Em 17 de julho de 1968, minutos antes da meia-noite, a atriz Marília Pêra e o ator Rodrigo Santiago foram obrigados por integrantes do grupo paramilitar Comando de Caça aos Comunistas (CCC) a, sem roupas, saírem à rua. Armados até os dentes, com revólver e soco inglês, os invasores espancaram o elenco e destruíram o cenário.
Sim, a arte incomoda. Incendiando o ambiente teatral daquele ano, o dramaturgo José Celso Martinez Corrêa dirigiu o espetáculo “Roda Viva”, de Chico Buarque, no Rio de Janeiro, onde também houvera um atentado, mas dessa vez a bomba, no Teatro de Arena. Já prenunciava-se o horror do AI-5, que viria a ser sancionado em 13 de dezembro de 1968.
Partindo do ingênuo texto de Chico sobre a vida de um ídolo da música popular que é explorado pela indústria fonográfica e manipulado pela imprensa, o encenador criou um ritual furioso e provocador, onde os atores vão à platéia para incitá-la.
O que os militares, por ser assim, não gostavam. E combatiam, com seus métodos agressivos, truculentos e repressores.
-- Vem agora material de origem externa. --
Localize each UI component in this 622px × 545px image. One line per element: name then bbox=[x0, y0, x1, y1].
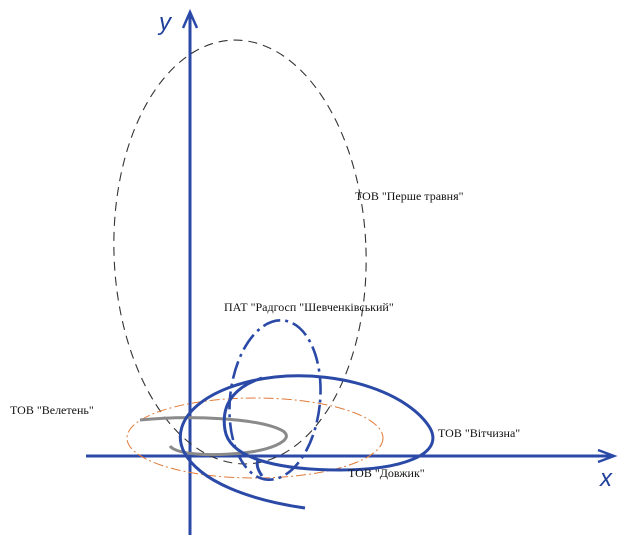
curve-radhosp bbox=[228, 318, 322, 482]
label-radhosp: ПАТ "Радгосп "Шевченківський" bbox=[224, 300, 394, 314]
curve-veleten bbox=[139, 416, 288, 457]
y-axis-arrow bbox=[181, 8, 199, 29]
x-axis-arrow bbox=[597, 448, 618, 464]
label-pershe-travnia: ТОВ "Перше травня" bbox=[355, 189, 464, 203]
label-vitchyzna: ТОВ "Вітчизна" bbox=[438, 426, 520, 440]
curve-pershe-travnia bbox=[113, 39, 367, 465]
x-axis-label: x bbox=[599, 465, 613, 492]
y-axis-label: y bbox=[157, 9, 173, 36]
curve-vitchyzna-tail bbox=[255, 459, 264, 477]
label-veleten: ТОВ "Велетень" bbox=[10, 403, 94, 417]
label-dovzhyk: ТОВ "Довжик" bbox=[348, 466, 425, 480]
curve-dovzhyk bbox=[126, 397, 384, 479]
curve-vitchyzna bbox=[178, 374, 435, 510]
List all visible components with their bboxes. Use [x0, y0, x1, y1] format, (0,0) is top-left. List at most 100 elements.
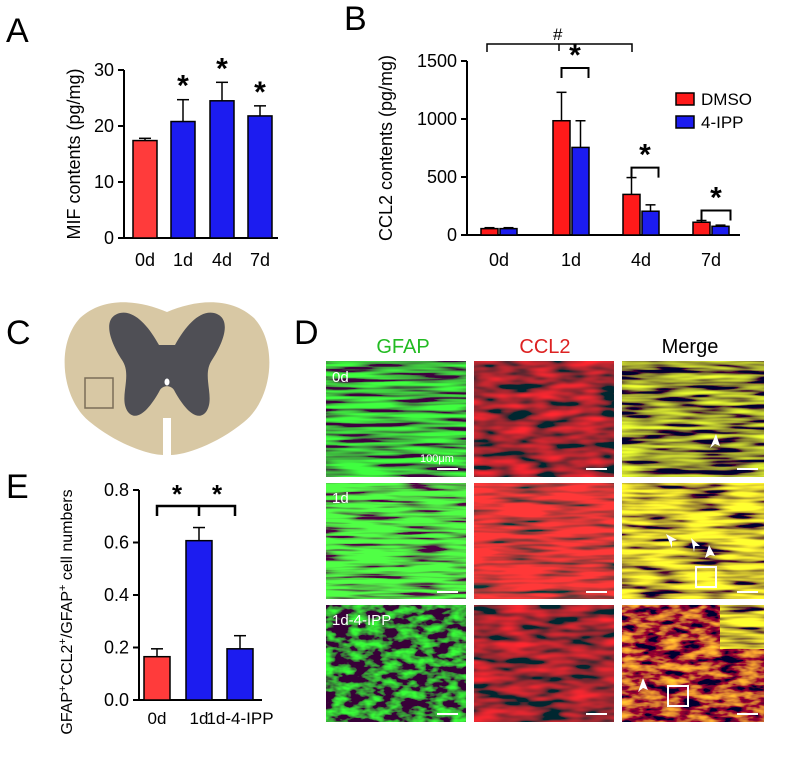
- micrograph-row-0d: 0d 100μm: [326, 361, 764, 477]
- bar: [247, 115, 273, 239]
- x-tick-label: 1d: [173, 250, 193, 270]
- micrograph-gfap-1d-4-ipp: [326, 605, 466, 722]
- significance-bracket: [155, 504, 237, 516]
- x-tick-label: 1d-4-IPP: [206, 709, 273, 728]
- bar: [185, 539, 213, 701]
- x-tick-label: 7d: [250, 250, 270, 270]
- bar: [692, 221, 711, 236]
- y-tick-label: 500: [427, 167, 457, 187]
- inset-source-box: [695, 566, 717, 588]
- significance-star: *: [639, 139, 651, 172]
- inset-zoom: [719, 482, 765, 528]
- panel-label-a: A: [6, 12, 29, 50]
- chart-a: 0 10 20 30 0d 1d * 4d * 7d * MIF contents (pg/mg): [64, 52, 278, 270]
- x-tick-label: 1d: [190, 709, 209, 728]
- hash-symbol: #: [553, 25, 563, 44]
- y-tick-label: 0.2: [104, 638, 129, 658]
- bar: [480, 227, 499, 236]
- spinal-cord-diagram: [64, 302, 270, 455]
- x-tick-label: 0d: [135, 250, 155, 270]
- region-of-interest-box: [84, 377, 114, 409]
- legend-label: DMSO: [701, 90, 752, 109]
- significance-star: *: [177, 70, 189, 103]
- bar: [711, 225, 730, 236]
- bar: [209, 100, 235, 239]
- panel-label-e: E: [6, 468, 29, 506]
- y-axis-label-superscript: +: [57, 638, 69, 644]
- y-axis-label-part: cell numbers: [59, 489, 76, 584]
- y-tick-label: 0.0: [104, 690, 129, 710]
- bar: [143, 655, 171, 701]
- column-header-gfap: GFAP: [376, 336, 429, 358]
- arrowhead-marker: [666, 534, 677, 548]
- y-tick-label: 1500: [417, 51, 457, 71]
- x-tick-label: 0d: [148, 709, 167, 728]
- bar: [170, 120, 196, 239]
- significance-star: *: [172, 479, 183, 509]
- significance-bracket: [630, 166, 660, 178]
- row-label-0d: 0d: [332, 369, 349, 386]
- x-tick-label: 1d: [561, 250, 581, 270]
- y-axis-label: MIF contents (pg/mg): [64, 68, 84, 239]
- micrograph-row-1d-4-ipp: 1d-4-IPP: [326, 604, 765, 722]
- row-label-1d-4-ipp: 1d-4-IPP: [332, 612, 391, 629]
- bar: [571, 146, 590, 236]
- y-axis-label-part: /GFAP: [59, 591, 76, 638]
- y-axis-label-part: GFAP: [59, 692, 76, 735]
- central-canal: [164, 378, 170, 386]
- y-tick-label: 0: [447, 225, 457, 245]
- arrowhead-marker: [638, 678, 648, 692]
- micrograph-ccl2-1d-4-ipp: [474, 605, 614, 722]
- bar: [499, 227, 518, 236]
- micrograph-gfap-1d: [326, 483, 466, 599]
- arrowhead-marker: [691, 538, 700, 552]
- x-tick-label: 4d: [631, 250, 651, 270]
- micrograph-ccl2-1d: [474, 483, 614, 599]
- y-tick-label: 0.8: [104, 480, 129, 500]
- arrowhead-marker: [710, 434, 720, 448]
- significance-star: *: [569, 39, 581, 72]
- micrograph-merge-0d: [622, 361, 764, 477]
- y-axis-label-part: CCL2: [59, 644, 76, 685]
- row-label-1d: 1d: [332, 490, 349, 507]
- panel-label-b: B: [344, 0, 367, 38]
- significance-star: *: [216, 52, 228, 85]
- panel-label-c: C: [6, 314, 31, 352]
- legend-label: 4-IPP: [701, 113, 744, 132]
- legend-swatch: [675, 115, 695, 129]
- y-axis-label-superscript: +: [57, 685, 69, 691]
- y-tick-label: 1000: [417, 109, 457, 129]
- panel-label-d: D: [294, 314, 319, 352]
- significance-bracket: [560, 67, 590, 78]
- gray-matter-butterfly: [109, 312, 225, 416]
- significance-star: *: [212, 479, 223, 509]
- y-tick-label: 0.6: [104, 533, 129, 553]
- y-axis-label-superscript: +: [57, 585, 69, 591]
- bar: [641, 210, 660, 236]
- y-tick-label: 10: [94, 172, 114, 192]
- bar: [226, 648, 254, 701]
- column-header-merge: Merge: [662, 336, 719, 358]
- x-tick-label: 4d: [212, 250, 232, 270]
- y-axis-label: GFAP+CCL2+/GFAP+ cell numbers: [57, 489, 76, 734]
- x-tick-label: 7d: [701, 250, 721, 270]
- micrograph-grid: GFAP CCL2 Merge 0d 100μm 1d: [326, 336, 765, 722]
- y-tick-label: 20: [94, 116, 114, 136]
- micrograph-gfap-0d: [326, 361, 466, 477]
- bar: [622, 193, 641, 236]
- bar: [552, 119, 571, 236]
- x-tick-label: 0d: [489, 250, 509, 270]
- scale-bar-label: 100μm: [420, 453, 454, 465]
- y-axis-label: CCL2 contents (pg/mg): [376, 55, 396, 241]
- inset-source-box: [667, 685, 689, 707]
- legend-swatch: [675, 92, 695, 106]
- chart-b: 0 500 1000 1500 0d 1d * 4d * 7d * # DMSO 4-IPP CCL2 co…: [376, 25, 752, 270]
- bar: [132, 139, 158, 239]
- y-tick-label: 0: [104, 228, 114, 248]
- inset-zoom: [719, 604, 765, 650]
- y-tick-label: 30: [94, 60, 114, 80]
- micrograph-row-1d: 1d: [326, 482, 765, 599]
- significance-bracket: [700, 209, 732, 221]
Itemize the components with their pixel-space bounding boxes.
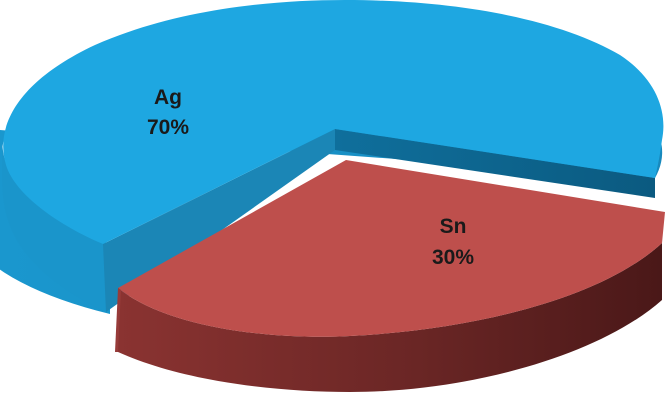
slice-ag-cut-wall: [335, 129, 655, 198]
slice-sn-left-edge: [115, 288, 121, 352]
slice-sn-side: [118, 243, 662, 392]
label-ag-value: 70%: [147, 116, 189, 139]
label-sn-name: Sn: [440, 215, 467, 238]
slice-ag-outer-wall: [2, 130, 106, 312]
slice-sn-top: [118, 160, 665, 337]
label-ag-name: Ag: [154, 86, 182, 109]
label-sn-value: 30%: [432, 246, 474, 269]
slice-sn: [115, 160, 665, 392]
slice-ag-top: [3, 0, 664, 244]
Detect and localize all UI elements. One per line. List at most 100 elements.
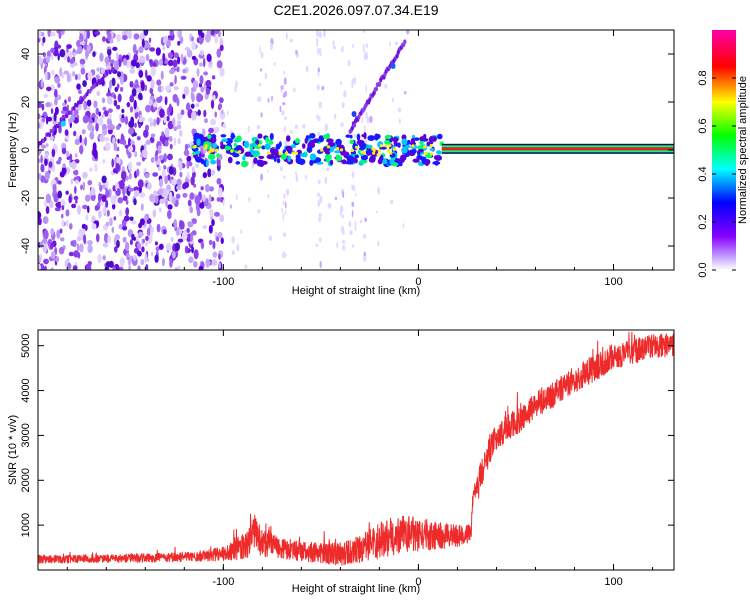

A peça, considerada um clássico que o crítico Anatol Rosenfeld definiu como “teatro agressivo”, transporta para o palco o sentimento de violência e desconforto em relação a uma situação política tensa e insustentável. Agora, essa história é rememorada.
O Itaú Cultural disponibiliza amanhã, às 14h, para o público, uma edição especial do projeto “Camarim em Cena”, realizado com o diretor, dramaturgo e ator José Celso Martinez Corrêa. O programa tem conversas feitas entre os anos de 2016 e 2019 na sede do instituto, contando com convidados da dança, do teatro e da música.
Na conversa, Zé Celso relembra como era fazer arte naqueles tempos de repressão política. “Eu sou o teatro brasileiro, de vida o espelho verdadeiro, sambando nesse carnaval com a minha arte, que é imortal”, diz o artista, abrindo o bate-papo e citando trechos do samba “Quatro Séculos de Paixão – História do Teatro Brasileiro”, de 1975.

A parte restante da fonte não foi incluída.